Eddie pulls back, and sits up to stretch. Richie watches him, squinting. “God, you’re so hot when you’re all blurry like this.”
Rolling his eyes, Eddie grabs Richie’s glasses from the bedside table and hands them over as he gets out of bed. He walks into the kitchen and sets out food for Lion-O, then starts up the coffee machine.
After a few minutes, Richie comes up behind him and places his hands on his hips. “You, with no shirt on, in these shorts… you’re a fucking menace.”
“Jesus, Rich, we are absolutely too old for this.”
“Baby, you make me feel like my dick is a teenager all over again.”
Eddie giggles, in spite of himself, leaning forward and pressing a hand over his face, trying as hard as he can not to encourage Richie and failing oh so miserably.
Richie kisses at his jaw, right under his ear, and then goes over to throw a bagel in the toaster. “I’ll let you eat first, just let you think about it a little.”
“Mm, while I watch you just destroy a bagel, that’ll be really just.
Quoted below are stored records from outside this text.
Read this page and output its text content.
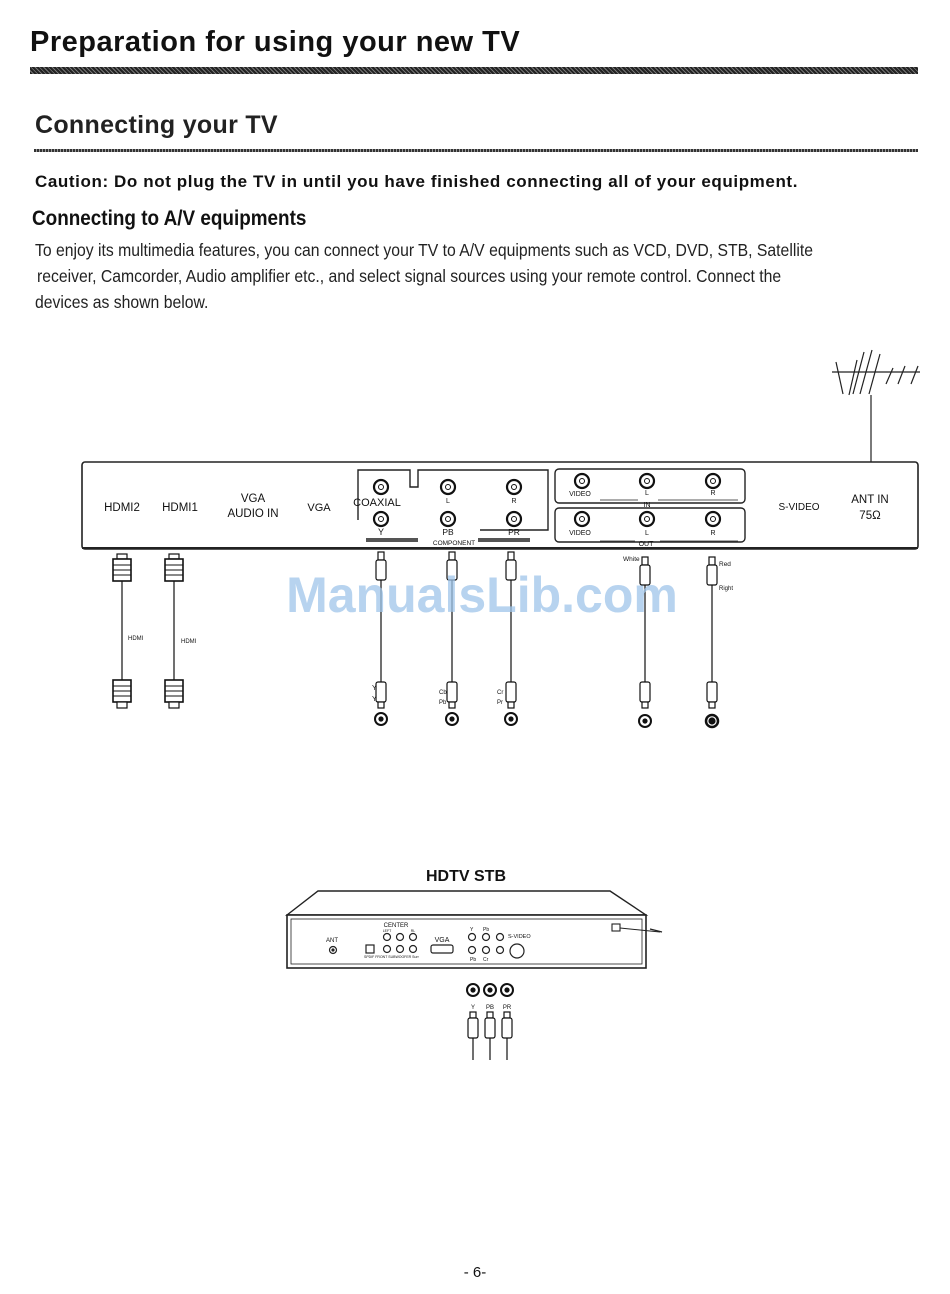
Preparation for using your new TV
Connecting your TV
Caution: Do not plug the TV in until you have finished connecting all of your equipment.
Connecting to A/V equipments
To enjoy its multimedia features, you can connect your TV to A/V equipments such as VCD, DVD, STB, Satellite
receiver, Camcorder, Audio amplifier etc., and select signal sources using your remote control. Connect the
devices as shown below.
HDMI2 HDMI1
VGA
AUDIO IN	VGA COAXIAL
Y
L	R
PB	PR
COMPONENT
VIDEO	L	R
IN
VIDEO	L	R
OUT
S-VIDEO
ANT IN
75Ω
HDMI	HDMI
Y
Y
Cb
Pb
Cr
Pr
White
Red
Right
ManualsLib.com
HDTV STB
CENTER
LEFT	RL
ANT	VGA	S-VIDEO
Y Pb
Pb Cr
SPDIF FRONT SUBWOOFER Surr
Y PB PR
- 6-
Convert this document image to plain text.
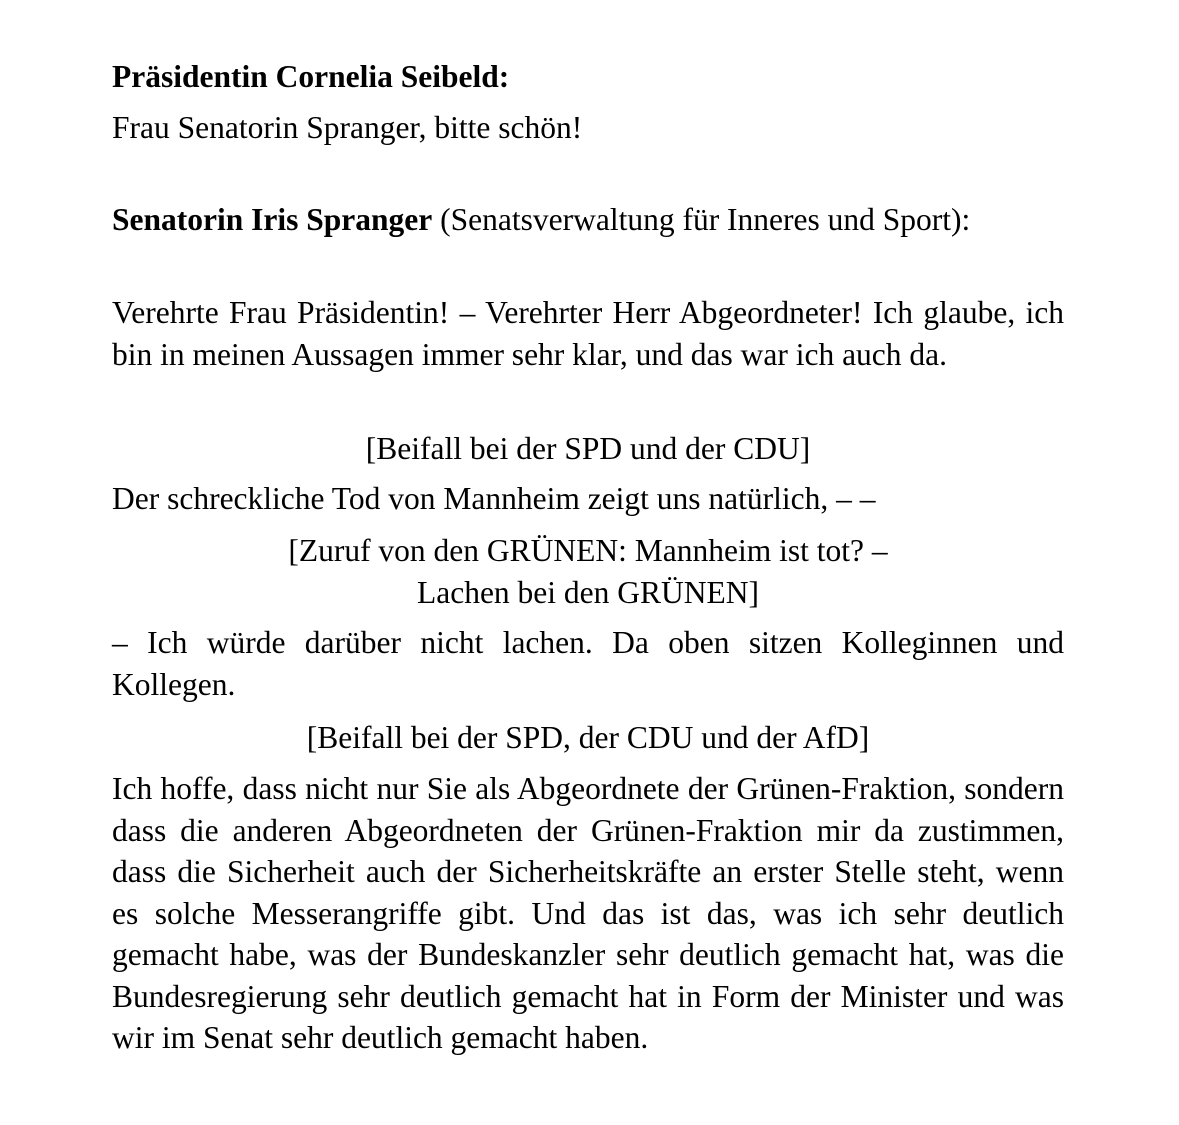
Präsidentin Cornelia Seibeld:

Frau Senatorin Spranger, bitte schön!

Senatorin Iris Spranger (Senatsverwaltung für Inneres und Sport):

Verehrte Frau Präsidentin! – Verehrter Herr Abgeordneter! Ich glaube, ich bin in meinen Aussagen immer sehr klar, und das war ich auch da.

[Beifall bei der SPD und der CDU]

Der schreckliche Tod von Mannheim zeigt uns natürlich, – –

[Zuruf von den GRÜNEN: Mannheim ist tot? –

Lachen bei den GRÜNEN]

– Ich würde darüber nicht lachen. Da oben sitzen Kolleginnen und Kollegen.

[Beifall bei der SPD, der CDU und der AfD]

Ich hoffe, dass nicht nur Sie als Abgeordnete der Grünen-Fraktion, sondern dass die anderen Abgeordneten der Grünen-Fraktion mir da zustimmen, dass die Sicherheit auch der Sicherheitskräfte an erster Stelle steht, wenn es solche Messerangriffe gibt. Und das ist das, was ich sehr deutlich gemacht habe, was der Bundeskanzler sehr deutlich gemacht hat, was die Bundesregierung sehr deutlich gemacht hat in Form der Minister und was wir im Senat sehr deutlich gemacht haben.
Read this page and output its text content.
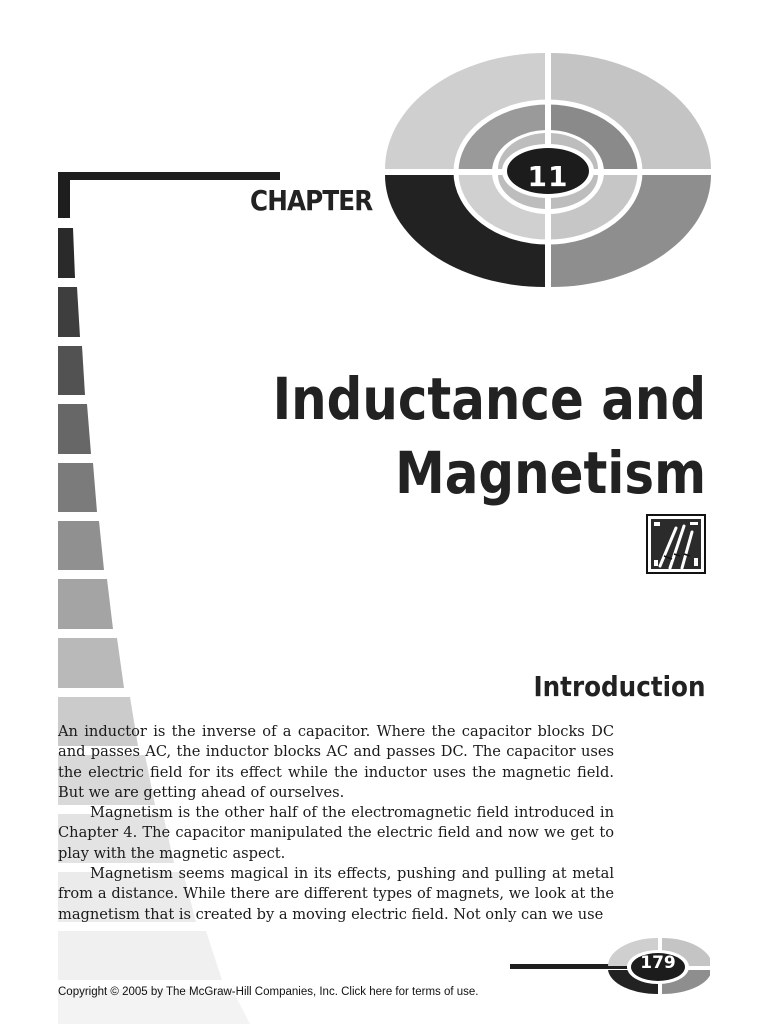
CHAPTER
11
Inductance and
Magnetism
Introduction

An inductor is the inverse of a capacitor. Where the capacitor blocks DC and passes AC, the inductor blocks AC and passes DC. The capacitor uses the electric field for its effect while the inductor uses the magnetic field. But we are getting ahead of ourselves.

Magnetism is the other half of the electromagnetic field introduced in Chapter 4. The capacitor manipulated the electric field and now we get to play with the magnetic aspect.

Magnetism seems magical in its effects, pushing and pulling at metal from a distance. While there are different types of magnets, we look at the magnetism that is created by a moving electric field. Not only can we use

179
Copyright © 2005 by The McGraw-Hill Companies, Inc. Click here for terms of use.
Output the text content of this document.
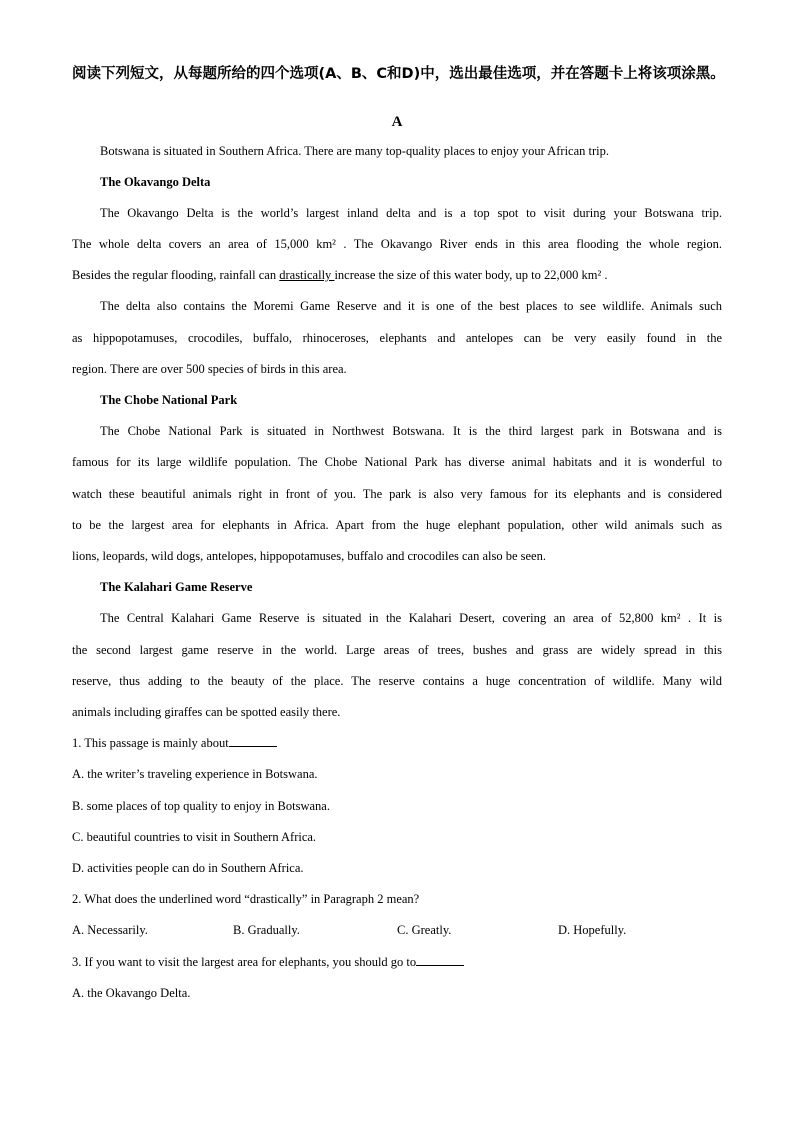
阅读下列短文，从每题所给的四个选项(A、B、C和D)中，选出最佳选项，并在答题卡上将该项涂黑。

A

Botswana is situated in Southern Africa. There are many top-quality places to enjoy your African trip.

The Okavango Delta

The Okavango Delta is the world’s largest inland delta and is a top spot to visit during your Botswana trip.

The whole delta covers an area of 15,000 km² . The Okavango River ends in this area flooding the whole region.

Besides the regular flooding, rainfall can drastically increase the size of this water body, up to 22,000 km² .

The delta also contains the Moremi Game Reserve and it is one of the best places to see wildlife. Animals such

as hippopotamuses, crocodiles, buffalo, rhinoceroses, elephants and antelopes can be very easily found in the

region. There are over 500 species of birds in this area.

The Chobe National Park

The Chobe National Park is situated in Northwest Botswana. It is the third largest park in Botswana and is

famous for its large wildlife population. The Chobe National Park has diverse animal habitats and it is wonderful to

watch these beautiful animals right in front of you. The park is also very famous for its elephants and is considered

to be the largest area for elephants in Africa. Apart from the huge elephant population, other wild animals such as

lions, leopards, wild dogs, antelopes, hippopotamuses, buffalo and crocodiles can also be seen.

The Kalahari Game Reserve

The Central Kalahari Game Reserve is situated in the Kalahari Desert, covering an area of 52,800 km² . It is

the second largest game reserve in the world. Large areas of trees, bushes and grass are widely spread in this

reserve, thus adding to the beauty of the place. The reserve contains a huge concentration of wildlife. Many wild

animals including giraffes can be spotted easily there.

1. This passage is mainly about

A. the writer’s traveling experience in Botswana.

B. some places of top quality to enjoy in Botswana.

C. beautiful countries to visit in Southern Africa.

D. activities people can do in Southern Africa.

2. What does the underlined word “drastically” in Paragraph 2 mean?

A. Necessarily.	B. Gradually.	C. Greatly.	D. Hopefully.

3. If you want to visit the largest area for elephants, you should go to

A. the Okavango Delta.
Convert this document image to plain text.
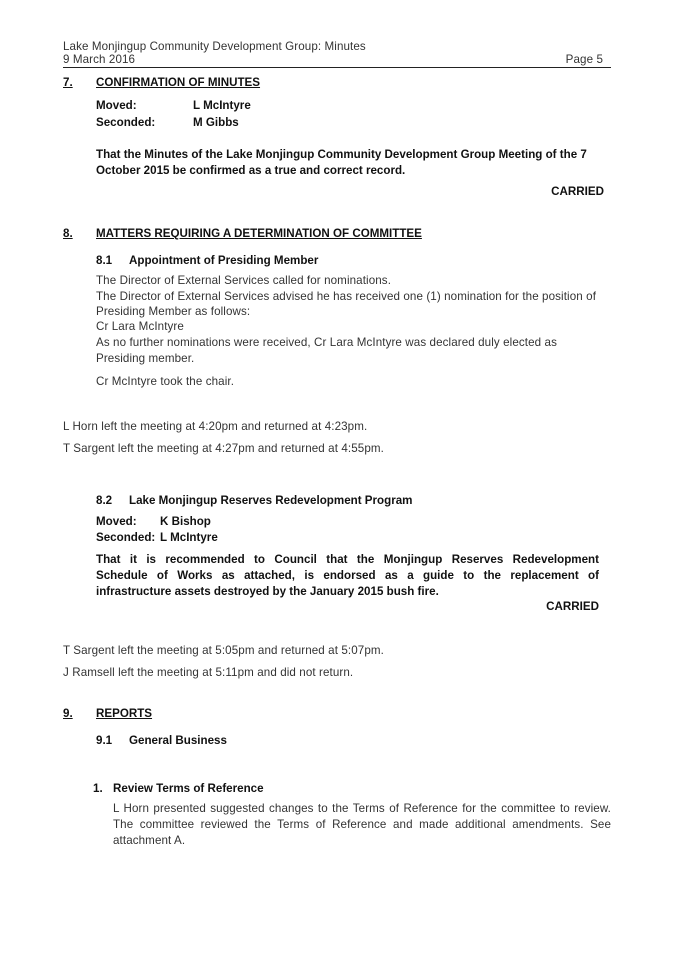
Lake Monjingup Community Development Group: Minutes
9 March 2016	Page 5
7. CONFIRMATION OF MINUTES
Moved:	L McIntyre
Seconded:	M Gibbs
That the Minutes of the Lake Monjingup Community Development Group Meeting of the 7
October 2015 be confirmed as a true and correct record.
CARRIED
8. MATTERS REQUIRING A DETERMINATION OF COMMITTEE
8.1 Appointment of Presiding Member
The Director of External Services called for nominations.
The Director of External Services advised he has received one (1) nomination for the position of
Presiding Member as follows:
Cr Lara McIntyre
As no further nominations were received, Cr Lara McIntyre was declared duly elected as
Presiding member.
Cr McIntyre took the chair.
L Horn left the meeting at 4:20pm and returned at 4:23pm.
T Sargent left the meeting at 4:27pm and returned at 4:55pm.
8.2 Lake Monjingup Reserves Redevelopment Program
Moved: K Bishop
Seconded: L McIntyre
That it is recommended to Council that the Monjingup Reserves Redevelopment
Schedule of Works as attached, is endorsed as a guide to the replacement of
infrastructure assets destroyed by the January 2015 bush fire.
CARRIED
T Sargent left the meeting at 5:05pm and returned at 5:07pm.
J Ramsell left the meeting at 5:11pm and did not return.
9. REPORTS
9.1 General Business
1. Review Terms of Reference
L Horn presented suggested changes to the Terms of Reference for the committee to review.
The committee reviewed the Terms of Reference and made additional amendments. See
attachment A.
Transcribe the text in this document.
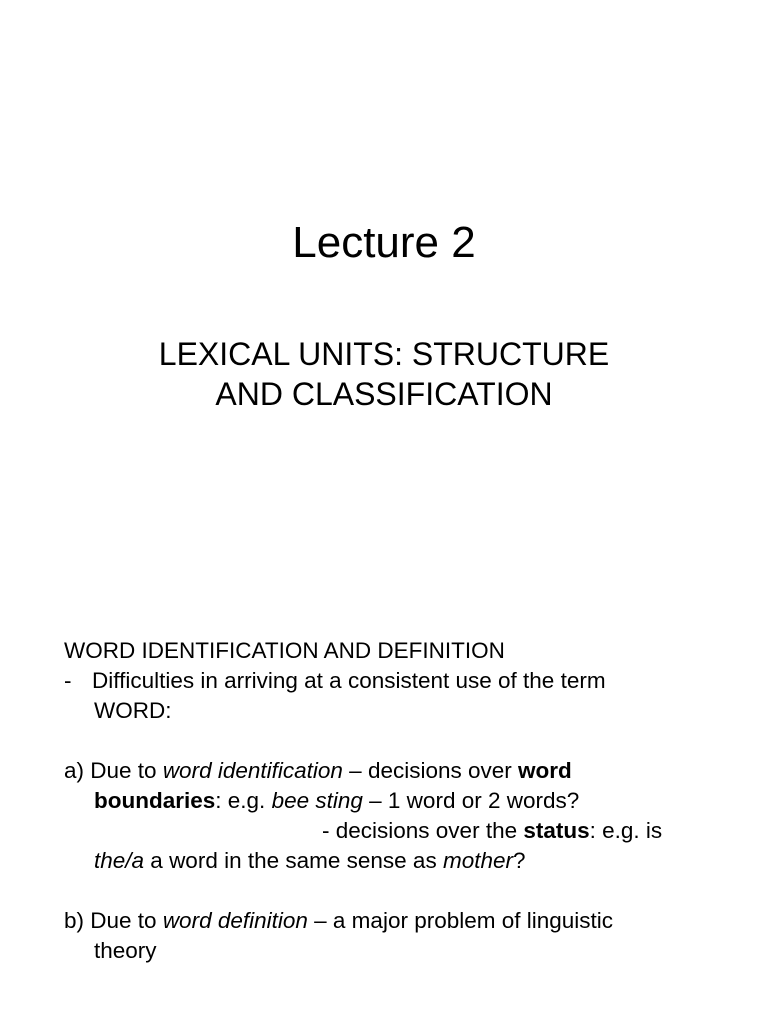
Lecture 2
LEXICAL UNITS: STRUCTURE
AND CLASSIFICATION
WORD IDENTIFICATION AND DEFINITION
- Difficulties in arriving at a consistent use of the term
WORD:
a) Due to word identification – decisions over word
boundaries: e.g. bee sting – 1 word or 2 words?
- decisions over the status: e.g. is
the/a a word in the same sense as mother?
b) Due to word definition – a major problem of linguistic
theory
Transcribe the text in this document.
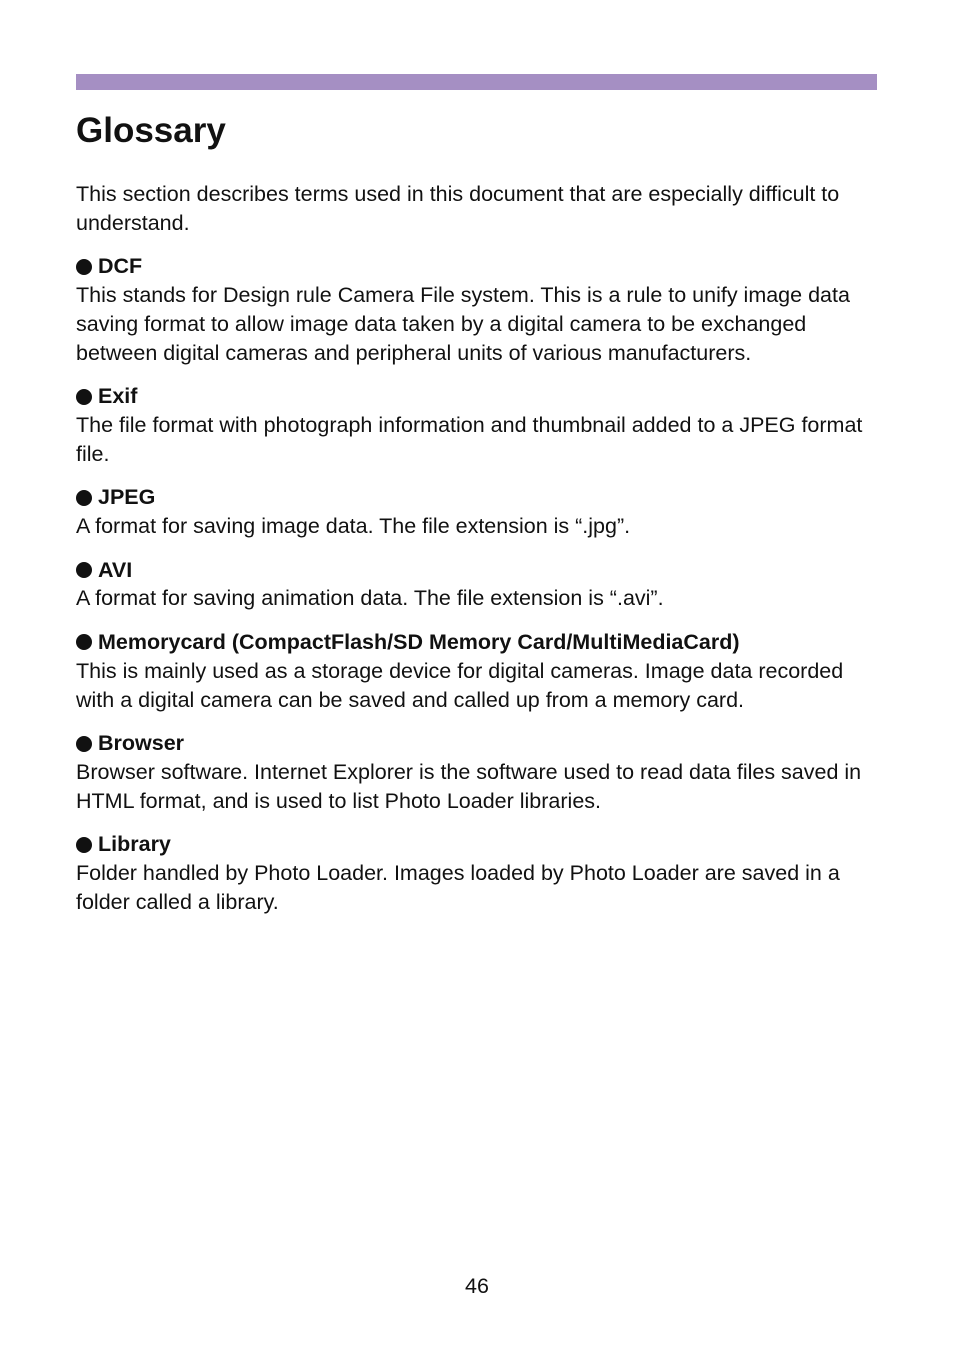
Glossary

This section describes terms used in this document that are especially difficult to understand.

DCF

This stands for Design rule Camera File system. This is a rule to unify image data saving format to allow image data taken by a digital camera to be exchanged between digital cameras and peripheral units of various manufacturers.

Exif

The file format with photograph information and thumbnail added to a JPEG format file.

JPEG

A format for saving image data. The file extension is “.jpg”.

AVI

A format for saving animation data. The file extension is “.avi”.

Memorycard (CompactFlash/SD Memory Card/MultiMediaCard)

This is mainly used as a storage device for digital cameras. Image data recorded with a digital camera can be saved and called up from a memory card.

Browser

Browser software. Internet Explorer is the software used to read data files saved in HTML format, and is used to list Photo Loader libraries.

Library

Folder handled by Photo Loader. Images loaded by Photo Loader are saved in a folder called a library.

46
Unbelievably sexy.”
Eddie turns, and he catches Richie waggling his eyebrows.
On the counter, Eddie catches sight of Richie’s phone, where he must have left it at some point in all the chaos the night before. He taps at it, and finds that the background is a picture of the two of them - the one from Central Park.
“Should we tell everyone else?” he wonders aloud.
Richie comes up behind him and leans over his shoulder. “Yeah, come on, take a picture.”
“Now, yes, come on.”
Richie turns to kiss his cheek, and Eddie opens Richie’s phone and uses it to snap a picture of the two of them. Richie’s eyes are closed, his nose smushed slightly against Eddie’s cheek, and Eddie’s pretending to roll his eyes even as he smiles, just a little.
It’s a good picture.
While Eddie’s still pondering the caption, Richie plucks the phone from his hands. He types Hey Bike, race to the gay wedding altar starts now, sincerely Reddie, and hits send.
Eddie watches him type, and blinks. “Did you just propose? Was that you proposing?”
“Eds, baby, first of all, we’re fucking 40, you’re not getting rid of me again. Second of all, I’ll do it better some other time, please, don’t worry about it.” Richie rubs a hand over Eddie’s bare stomach, just above his shorts, and Eddie shivers with it.
“Fucking ridiculous, you’re ridiculous,” Eddie mumbles, but he turns and kisses Richie right after he says it.
He only pulls away when the coffee machine starts beeping, and when he turns back around, Richie is smiling down at the phone.
“What’d they say?” Eddie asks.
Richie looks up, and shakes his head. “Oh, no, sorry, it’s not even that, it’s just,” he cuts himself off with a laugh. “You remember that night we got drunk, the first night I came to visit, and you told me to make a list of all the stuff we would have done in college?”
He slides the phone over so Eddie can see it, and the Notes app is open, with a list titled MISSED TEENAGE SHENANIGANS.
It was obviously started that night Richie was drunk, because there are obvious typos, but there’s also at least twenty different things just to start with.
Eddie shakes his head and looks over at Richie. “Guess we should get started on this sometime soon, then.”
“Well. We’ve got time.”
The phone lights up with notifications, congratulations and a Finally from Stan, but Eddie just leans in to kiss Richie again. He could focus on the uncertainties, who’s going to live where, or if Lion-O would mind going on a road trip, but he knows now, with Richie there, the most important things are settled, and they can figure out the rest as they go along. Richie’s right. They have the time now, and the space. They have at least another 40 years ahead of them.